Mais de 70 indígenas dos povos Kanamari, Kulina e Deni participaram da audiência promovida pela Famddi (Gabriel Abreu/ Revista Cenarium)

Medidas judiciais

Para a Frente Amazônica de Mobilização em Defesa dos Direitos Indígenas (Famddi) e o Fórum de Educação Escolar e Saúde Indígena do Amazonas (Foreeia), essa não é apenas a realidade da unidade escolar da Comunidade de São João. Outras escolas indígenas estão na mesma situação, na região.

Segundo o coordenador da Famddi, Gersem Baniwa, a frente deve ingressar com uma ação na Justiça Federal para que os problemas relatados sejam solucionados. Para ele, o problema na educação dos povos Kanamari e Kulina é antigo e agora é preciso rigor nas apurações dos fatos. “Queremos levar os relatos para o Ministério Público Federal e, se possível, para o Tribunal Internacional de Haia”, afirmou.

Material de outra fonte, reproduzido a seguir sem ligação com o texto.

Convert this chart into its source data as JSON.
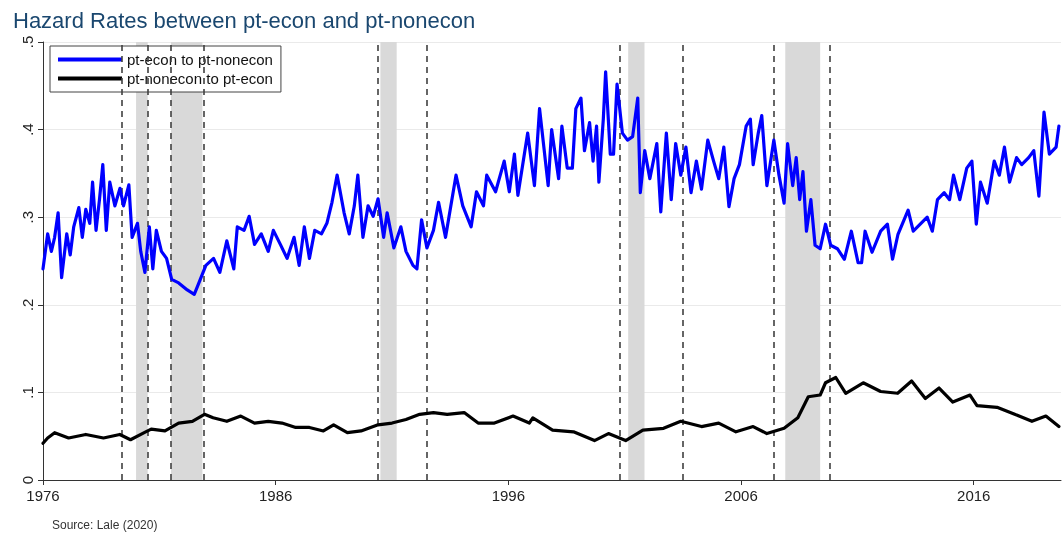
{
  "chart_data": {
    "type": "line",
    "title": "Hazard Rates between pt-econ and pt-nonecon",
    "annotations": [
      "Source: Lale (2020)"
    ],
    "xlim": [
      1976,
      2019.75
    ],
    "xticks": [
      1976,
      1986,
      1996,
      2006,
      2016
    ],
    "ylim": [
      0,
      0.5
    ],
    "yticks": [
      0,
      {
        "value": 0.1,
        "label": ".1"
      },
      {
        "value": 0.2,
        "label": ".2"
      },
      {
        "value": 0.3,
        "label": ".3"
      },
      {
        "value": 0.4,
        "label": ".4"
      },
      {
        "value": 0.5,
        "label": ".5"
      }
    ],
    "grid": "y",
    "legend": "top left",
    "marker": "none",
    "line_style": "solid",
    "series": [
      {
        "name": "pt-econ to pt-nonecon",
        "color": "#0000ff",
        "x": [
          1976.0,
          1976.2,
          1976.36,
          1976.5,
          1976.65,
          1976.8,
          1977.02,
          1977.17,
          1977.32,
          1977.54,
          1977.69,
          1977.84,
          1978.01,
          1978.13,
          1978.28,
          1978.43,
          1978.57,
          1978.72,
          1978.87,
          1979.09,
          1979.31,
          1979.46,
          1979.69,
          1979.83,
          1980.06,
          1980.2,
          1980.38,
          1980.57,
          1980.72,
          1980.87,
          1981.09,
          1981.31,
          1981.53,
          1981.83,
          1982.2,
          1982.5,
          1982.64,
          1983.0,
          1983.33,
          1983.6,
          1983.9,
          1984.2,
          1984.35,
          1984.64,
          1984.86,
          1985.09,
          1985.38,
          1985.68,
          1985.9,
          1986.2,
          1986.49,
          1986.79,
          1987.01,
          1987.23,
          1987.45,
          1987.68,
          1987.97,
          1988.2,
          1988.42,
          1988.64,
          1988.94,
          1989.16,
          1989.38,
          1989.53,
          1989.75,
          1989.97,
          1990.19,
          1990.4,
          1990.64,
          1990.79,
          1991.08,
          1991.38,
          1991.6,
          1991.9,
          1992.07,
          1992.27,
          1992.5,
          1992.78,
          1993.0,
          1993.3,
          1993.75,
          1994.04,
          1994.4,
          1994.63,
          1994.93,
          1995.07,
          1995.45,
          1995.82,
          1996.04,
          1996.26,
          1996.41,
          1996.83,
          1997.12,
          1997.34,
          1997.71,
          1997.86,
          1998.16,
          1998.3,
          1998.53,
          1998.75,
          1998.9,
          1999.12,
          1999.27,
          1999.49,
          1999.64,
          1999.79,
          1999.89,
          2000.08,
          2000.18,
          2000.38,
          2000.52,
          2000.67,
          2000.9,
          2001.12,
          2001.34,
          2001.56,
          2001.67,
          2001.86,
          2002.08,
          2002.38,
          2002.55,
          2002.79,
          2003.0,
          2003.19,
          2003.41,
          2003.63,
          2003.85,
          2004.08,
          2004.3,
          2004.57,
          2004.82,
          2005.04,
          2005.26,
          2005.48,
          2005.7,
          2005.93,
          2006.22,
          2006.4,
          2006.52,
          2006.74,
          2006.89,
          2007.11,
          2007.41,
          2007.63,
          2007.85,
          2008.0,
          2008.22,
          2008.37,
          2008.52,
          2008.66,
          2008.81,
          2009.0,
          2009.18,
          2009.4,
          2009.63,
          2009.85,
          2010.14,
          2010.44,
          2010.74,
          2011.03,
          2011.18,
          2011.33,
          2011.63,
          2012.0,
          2012.29,
          2012.51,
          2012.74,
          2013.18,
          2013.4,
          2013.7,
          2014.0,
          2014.22,
          2014.44,
          2014.73,
          2014.96,
          2015.13,
          2015.4,
          2015.7,
          2015.92,
          2016.11,
          2016.29,
          2016.58,
          2016.88,
          2017.1,
          2017.32,
          2017.54,
          2017.84,
          2018.06,
          2018.36,
          2018.58,
          2018.8,
          2019.02,
          2019.25,
          2019.54,
          2019.66
        ],
        "values": [
          0.241,
          0.281,
          0.261,
          0.277,
          0.305,
          0.231,
          0.281,
          0.257,
          0.289,
          0.311,
          0.277,
          0.309,
          0.293,
          0.34,
          0.285,
          0.321,
          0.36,
          0.285,
          0.34,
          0.313,
          0.333,
          0.313,
          0.337,
          0.277,
          0.293,
          0.261,
          0.237,
          0.289,
          0.241,
          0.285,
          0.261,
          0.253,
          0.229,
          0.225,
          0.217,
          0.212,
          0.221,
          0.245,
          0.253,
          0.237,
          0.273,
          0.241,
          0.289,
          0.285,
          0.301,
          0.269,
          0.281,
          0.261,
          0.285,
          0.269,
          0.253,
          0.277,
          0.245,
          0.289,
          0.253,
          0.285,
          0.281,
          0.293,
          0.317,
          0.348,
          0.305,
          0.281,
          0.313,
          0.348,
          0.277,
          0.313,
          0.301,
          0.321,
          0.277,
          0.305,
          0.265,
          0.289,
          0.261,
          0.245,
          0.241,
          0.297,
          0.265,
          0.285,
          0.317,
          0.277,
          0.348,
          0.313,
          0.289,
          0.329,
          0.313,
          0.348,
          0.329,
          0.364,
          0.329,
          0.372,
          0.325,
          0.396,
          0.336,
          0.424,
          0.336,
          0.4,
          0.344,
          0.404,
          0.356,
          0.356,
          0.424,
          0.436,
          0.376,
          0.408,
          0.364,
          0.404,
          0.34,
          0.412,
          0.466,
          0.372,
          0.372,
          0.452,
          0.396,
          0.388,
          0.392,
          0.436,
          0.328,
          0.376,
          0.344,
          0.384,
          0.306,
          0.396,
          0.32,
          0.384,
          0.348,
          0.38,
          0.328,
          0.364,
          0.332,
          0.388,
          0.364,
          0.344,
          0.38,
          0.312,
          0.344,
          0.36,
          0.404,
          0.412,
          0.36,
          0.396,
          0.416,
          0.336,
          0.388,
          0.348,
          0.316,
          0.384,
          0.336,
          0.368,
          0.32,
          0.352,
          0.284,
          0.32,
          0.268,
          0.264,
          0.292,
          0.268,
          0.264,
          0.252,
          0.284,
          0.248,
          0.248,
          0.284,
          0.26,
          0.284,
          0.292,
          0.252,
          0.28,
          0.308,
          0.284,
          0.292,
          0.3,
          0.284,
          0.32,
          0.328,
          0.32,
          0.348,
          0.32,
          0.356,
          0.364,
          0.292,
          0.34,
          0.316,
          0.364,
          0.348,
          0.38,
          0.34,
          0.368,
          0.36,
          0.368,
          0.376,
          0.324,
          0.42,
          0.372,
          0.38,
          0.404
        ]
      },
      {
        "name": "pt-nonecon to pt-econ",
        "color": "#000000",
        "x": [
          1976.0,
          1976.2,
          1976.5,
          1977.1,
          1977.84,
          1978.6,
          1979.3,
          1979.76,
          1980.35,
          1980.65,
          1981.24,
          1981.83,
          1982.42,
          1982.94,
          1983.31,
          1983.9,
          1984.5,
          1985.09,
          1985.68,
          1986.27,
          1986.86,
          1987.45,
          1988.05,
          1988.49,
          1989.08,
          1989.67,
          1990.4,
          1991.0,
          1991.6,
          1992.19,
          1992.78,
          1993.37,
          1994.1,
          1994.7,
          1995.4,
          1996.2,
          1996.9,
          1997.05,
          1997.9,
          1998.8,
          1999.7,
          2000.3,
          2001.04,
          2001.78,
          2002.67,
          2003.41,
          2004.3,
          2005.04,
          2005.78,
          2006.52,
          2007.11,
          2007.85,
          2008.44,
          2008.89,
          2009.4,
          2009.63,
          2010.07,
          2010.5,
          2011.25,
          2012.0,
          2012.73,
          2013.33,
          2013.92,
          2014.51,
          2015.1,
          2015.84,
          2016.14,
          2017.0,
          2017.76,
          2018.5,
          2019.1,
          2019.66
        ],
        "values": [
          0.042,
          0.048,
          0.054,
          0.048,
          0.052,
          0.048,
          0.052,
          0.046,
          0.054,
          0.058,
          0.056,
          0.065,
          0.067,
          0.075,
          0.071,
          0.067,
          0.073,
          0.065,
          0.067,
          0.065,
          0.06,
          0.06,
          0.056,
          0.063,
          0.054,
          0.056,
          0.063,
          0.065,
          0.069,
          0.075,
          0.077,
          0.075,
          0.077,
          0.065,
          0.065,
          0.073,
          0.065,
          0.071,
          0.057,
          0.055,
          0.045,
          0.053,
          0.045,
          0.057,
          0.059,
          0.067,
          0.061,
          0.065,
          0.055,
          0.061,
          0.053,
          0.059,
          0.071,
          0.095,
          0.097,
          0.111,
          0.117,
          0.099,
          0.111,
          0.101,
          0.099,
          0.113,
          0.093,
          0.105,
          0.089,
          0.097,
          0.085,
          0.083,
          0.075,
          0.067,
          0.073,
          0.061
        ]
      }
    ],
    "ref_lines": [
      {
        "axis": "x",
        "value": 1979.4,
        "color": "#404040",
        "line_style": "dashed"
      },
      {
        "axis": "x",
        "value": 1980.5,
        "color": "#404040",
        "line_style": "dashed"
      },
      {
        "axis": "x",
        "value": 1981.5,
        "color": "#404040",
        "line_style": "dashed"
      },
      {
        "axis": "x",
        "value": 1982.9,
        "color": "#404040",
        "line_style": "dashed"
      },
      {
        "axis": "x",
        "value": 1990.4,
        "color": "#404040",
        "line_style": "dashed"
      },
      {
        "axis": "x",
        "value": 1992.5,
        "color": "#404040",
        "line_style": "dashed"
      },
      {
        "axis": "x",
        "value": 2000.8,
        "color": "#404040",
        "line_style": "dashed"
      },
      {
        "axis": "x",
        "value": 2003.5,
        "color": "#404040",
        "line_style": "dashed"
      },
      {
        "axis": "x",
        "value": 2007.4,
        "color": "#404040",
        "line_style": "dashed"
      },
      {
        "axis": "x",
        "value": 2009.8,
        "color": "#404040",
        "line_style": "dashed"
      }
    ],
    "bands": [
      {
        "axis": "x",
        "from": 1980.0,
        "to": 1980.5,
        "color": "#d9d9d9"
      },
      {
        "axis": "x",
        "from": 1981.5,
        "to": 1982.85,
        "color": "#d9d9d9"
      },
      {
        "axis": "x",
        "from": 1990.5,
        "to": 1991.2,
        "color": "#d9d9d9"
      },
      {
        "axis": "x",
        "from": 2001.15,
        "to": 2001.85,
        "color": "#d9d9d9"
      },
      {
        "axis": "x",
        "from": 2007.9,
        "to": 2009.4,
        "color": "#d9d9d9"
      }
    ]
  }
}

“São décadas e décadas dessa realidade muito precária, forte ausência do Estado e uma continuidade de violações de direitos dos povos indígenas. São povos que não conseguem, até hoje, os seus direitos básicos como educação, saúde e respeito. Aqui na região há muito preconceito, muita discriminação, muito racismo velado. Estamos neste lugar justamente para tentar achar soluções para que esses povos também passem a ser verdadeiros cidadãos brasileiros com um mínimo de dignidade, segurança e garantia, principalmente, por meio de políticas públicas”, afirmou Baniwa.

O advogado Eliesio Marubo, membro da comitiva da Famddi, que também participou da audiência, reforçou o relato de que há omissão do prefeito Raylan Barroso (DEM) com a educação dos indígenas.

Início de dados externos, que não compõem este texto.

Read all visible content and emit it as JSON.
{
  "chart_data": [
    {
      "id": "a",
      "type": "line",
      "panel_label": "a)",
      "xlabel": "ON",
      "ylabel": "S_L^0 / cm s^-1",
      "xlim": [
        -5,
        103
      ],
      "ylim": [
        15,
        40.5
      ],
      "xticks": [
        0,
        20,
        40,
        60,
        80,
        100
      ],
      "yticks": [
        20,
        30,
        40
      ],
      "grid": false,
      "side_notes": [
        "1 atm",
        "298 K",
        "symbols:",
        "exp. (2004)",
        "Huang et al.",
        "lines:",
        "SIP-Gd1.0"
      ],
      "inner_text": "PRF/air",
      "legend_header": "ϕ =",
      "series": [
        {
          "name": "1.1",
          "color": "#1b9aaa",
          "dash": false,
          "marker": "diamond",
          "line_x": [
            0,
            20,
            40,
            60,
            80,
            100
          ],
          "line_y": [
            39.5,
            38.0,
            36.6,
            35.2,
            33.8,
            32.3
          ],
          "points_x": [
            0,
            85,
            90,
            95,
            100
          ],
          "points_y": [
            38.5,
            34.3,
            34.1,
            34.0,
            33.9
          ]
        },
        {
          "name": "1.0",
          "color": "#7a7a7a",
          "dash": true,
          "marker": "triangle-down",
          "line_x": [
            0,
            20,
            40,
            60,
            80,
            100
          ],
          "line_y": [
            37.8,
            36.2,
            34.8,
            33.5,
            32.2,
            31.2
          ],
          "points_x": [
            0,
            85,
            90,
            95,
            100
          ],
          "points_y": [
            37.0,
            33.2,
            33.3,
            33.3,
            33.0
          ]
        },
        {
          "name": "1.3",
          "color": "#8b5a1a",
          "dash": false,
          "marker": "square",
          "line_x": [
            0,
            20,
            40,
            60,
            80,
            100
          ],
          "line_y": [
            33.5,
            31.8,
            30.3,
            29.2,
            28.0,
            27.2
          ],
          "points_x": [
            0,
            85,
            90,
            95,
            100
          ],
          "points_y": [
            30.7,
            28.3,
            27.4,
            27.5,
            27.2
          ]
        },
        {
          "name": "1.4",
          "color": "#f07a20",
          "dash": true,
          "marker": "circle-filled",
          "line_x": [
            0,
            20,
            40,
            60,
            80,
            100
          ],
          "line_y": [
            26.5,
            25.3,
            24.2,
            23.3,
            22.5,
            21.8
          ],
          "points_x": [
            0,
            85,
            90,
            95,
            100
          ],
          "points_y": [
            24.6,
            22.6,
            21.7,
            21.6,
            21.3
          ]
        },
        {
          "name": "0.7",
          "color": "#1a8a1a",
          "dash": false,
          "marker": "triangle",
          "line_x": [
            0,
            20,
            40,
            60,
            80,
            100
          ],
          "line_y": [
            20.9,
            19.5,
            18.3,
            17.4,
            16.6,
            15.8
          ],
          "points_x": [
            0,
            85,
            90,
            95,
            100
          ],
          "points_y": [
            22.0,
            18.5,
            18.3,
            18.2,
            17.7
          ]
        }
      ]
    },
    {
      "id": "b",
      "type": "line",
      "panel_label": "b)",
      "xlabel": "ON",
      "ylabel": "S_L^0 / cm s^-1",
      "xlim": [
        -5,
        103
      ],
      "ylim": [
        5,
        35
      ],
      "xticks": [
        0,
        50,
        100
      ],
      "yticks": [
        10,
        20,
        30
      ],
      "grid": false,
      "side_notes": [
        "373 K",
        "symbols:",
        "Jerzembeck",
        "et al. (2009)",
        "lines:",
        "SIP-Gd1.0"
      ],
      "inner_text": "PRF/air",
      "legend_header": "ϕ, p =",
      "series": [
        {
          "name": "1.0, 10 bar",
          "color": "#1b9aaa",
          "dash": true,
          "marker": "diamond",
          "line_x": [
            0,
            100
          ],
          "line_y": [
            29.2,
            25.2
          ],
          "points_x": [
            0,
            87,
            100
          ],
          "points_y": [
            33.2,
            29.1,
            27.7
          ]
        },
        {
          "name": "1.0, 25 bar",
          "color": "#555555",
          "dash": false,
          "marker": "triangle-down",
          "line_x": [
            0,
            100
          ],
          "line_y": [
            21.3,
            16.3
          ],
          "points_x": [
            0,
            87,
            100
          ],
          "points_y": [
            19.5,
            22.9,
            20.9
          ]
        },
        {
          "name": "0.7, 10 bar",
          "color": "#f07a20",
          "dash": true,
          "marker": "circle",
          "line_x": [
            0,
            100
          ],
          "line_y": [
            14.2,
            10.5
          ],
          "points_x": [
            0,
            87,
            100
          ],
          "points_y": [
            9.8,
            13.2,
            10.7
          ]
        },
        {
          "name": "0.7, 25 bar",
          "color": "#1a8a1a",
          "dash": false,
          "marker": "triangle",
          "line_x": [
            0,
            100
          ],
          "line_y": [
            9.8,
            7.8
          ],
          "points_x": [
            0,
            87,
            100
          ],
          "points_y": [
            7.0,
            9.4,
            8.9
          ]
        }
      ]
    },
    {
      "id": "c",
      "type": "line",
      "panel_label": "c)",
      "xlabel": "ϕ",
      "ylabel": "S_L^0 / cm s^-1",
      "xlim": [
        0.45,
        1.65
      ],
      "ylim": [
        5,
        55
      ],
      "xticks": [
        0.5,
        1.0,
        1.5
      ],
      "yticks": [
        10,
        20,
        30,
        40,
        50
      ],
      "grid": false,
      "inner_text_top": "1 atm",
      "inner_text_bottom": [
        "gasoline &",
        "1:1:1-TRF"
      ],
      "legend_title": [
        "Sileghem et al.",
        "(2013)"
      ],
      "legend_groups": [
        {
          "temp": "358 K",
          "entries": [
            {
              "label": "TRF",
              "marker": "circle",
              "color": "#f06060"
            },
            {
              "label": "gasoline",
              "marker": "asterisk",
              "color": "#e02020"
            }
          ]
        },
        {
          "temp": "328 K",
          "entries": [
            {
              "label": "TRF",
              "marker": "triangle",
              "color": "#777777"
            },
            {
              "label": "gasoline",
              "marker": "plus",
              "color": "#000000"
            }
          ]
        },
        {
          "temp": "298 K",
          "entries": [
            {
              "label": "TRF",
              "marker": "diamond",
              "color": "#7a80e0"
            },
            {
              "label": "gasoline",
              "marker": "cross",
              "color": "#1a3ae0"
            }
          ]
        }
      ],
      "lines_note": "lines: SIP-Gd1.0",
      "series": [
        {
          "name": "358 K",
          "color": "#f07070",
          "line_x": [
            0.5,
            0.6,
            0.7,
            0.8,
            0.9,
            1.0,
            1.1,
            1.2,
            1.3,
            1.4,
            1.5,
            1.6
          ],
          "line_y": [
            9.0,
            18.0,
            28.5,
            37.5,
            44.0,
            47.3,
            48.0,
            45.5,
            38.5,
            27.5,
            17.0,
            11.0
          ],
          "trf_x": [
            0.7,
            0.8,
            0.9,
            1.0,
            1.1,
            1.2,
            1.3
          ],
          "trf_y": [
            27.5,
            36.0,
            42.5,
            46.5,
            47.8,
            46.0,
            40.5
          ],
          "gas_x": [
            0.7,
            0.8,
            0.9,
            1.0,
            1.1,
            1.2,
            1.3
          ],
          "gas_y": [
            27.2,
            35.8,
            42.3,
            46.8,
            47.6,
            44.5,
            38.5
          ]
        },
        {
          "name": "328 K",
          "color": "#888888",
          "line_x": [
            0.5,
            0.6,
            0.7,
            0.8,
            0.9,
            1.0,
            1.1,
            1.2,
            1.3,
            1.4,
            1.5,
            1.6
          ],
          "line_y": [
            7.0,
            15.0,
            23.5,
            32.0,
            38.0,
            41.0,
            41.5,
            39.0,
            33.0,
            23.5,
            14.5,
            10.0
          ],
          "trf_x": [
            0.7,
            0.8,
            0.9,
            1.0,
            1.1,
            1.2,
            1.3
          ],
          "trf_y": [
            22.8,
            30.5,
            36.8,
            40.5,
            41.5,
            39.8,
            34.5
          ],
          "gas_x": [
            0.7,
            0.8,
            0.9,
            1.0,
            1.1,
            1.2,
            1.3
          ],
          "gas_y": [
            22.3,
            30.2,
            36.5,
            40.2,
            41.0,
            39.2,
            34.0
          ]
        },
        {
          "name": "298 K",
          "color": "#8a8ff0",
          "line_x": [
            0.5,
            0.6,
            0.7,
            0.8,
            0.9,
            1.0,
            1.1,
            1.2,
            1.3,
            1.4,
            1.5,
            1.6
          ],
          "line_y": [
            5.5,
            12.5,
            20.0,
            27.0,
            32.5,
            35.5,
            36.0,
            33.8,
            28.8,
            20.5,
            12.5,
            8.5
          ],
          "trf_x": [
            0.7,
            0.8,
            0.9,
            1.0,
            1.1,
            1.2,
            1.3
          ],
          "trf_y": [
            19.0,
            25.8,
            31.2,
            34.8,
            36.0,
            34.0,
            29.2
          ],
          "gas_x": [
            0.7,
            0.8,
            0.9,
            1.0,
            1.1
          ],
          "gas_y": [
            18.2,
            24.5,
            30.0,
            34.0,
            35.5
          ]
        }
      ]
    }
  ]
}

“Nos próximos 15 dias nós estamos ingressando com uma ação. Vamos avaliar outras condutas na Justiça estadual para buscar responsabilização do gestor no sentido em que ele tem sido omisso nesses últimos anos e mais precisamente no último exercício financeiro, nesse ano civil que finalizou em 2021”, explicou o advogado.

Esclarecimentos

À REVISTA CENARIUM, o prefeito Raylan Barroso (DEM) informou que estão previstas a construção e a reforma de 14 escolas indígenas nas comunidades dos povos Kanamari e Kulina. Sobre a falta de material didático e a contratação de professores, Barroso disse que não houve contratações porque não ocorreram aulas em 2020 e 2021. Referente aos questionamentos a respeito do material escolar, o gestor os direcionou ao secretário de Educação do município, Júnior Lacerda.

O prefeito disse ainda que, para construir as unidades escolares, é necessário madeira e a Fundação Nacional do Índio (Funai) não teria autorizado a extração do material dentro dos territórios indígenas.

“Primeiro, só sabe onde o sapato aperta quem calça. Estamos aguardando uma reunião do deputado federal Sidney Leite com o Ibama (Instituto Brasileiro do Meio Ambiente e dos Recursos Naturais Renováveis) para que autorize a extração de madeira, nas comunidades indígenas, para a construção das escolas”, disso o prefeito à CENARIUM.

“Não consigo dar prazos e preciso que o Ibama me dê um prazo porque madeira de Eirunepé eu não vou levar. Para eu fazer qualquer coisa, eu preciso do plano de manejo. Eu não tenho uma única pessoa para comprar madeira legalizada”, concluiu o prefeito.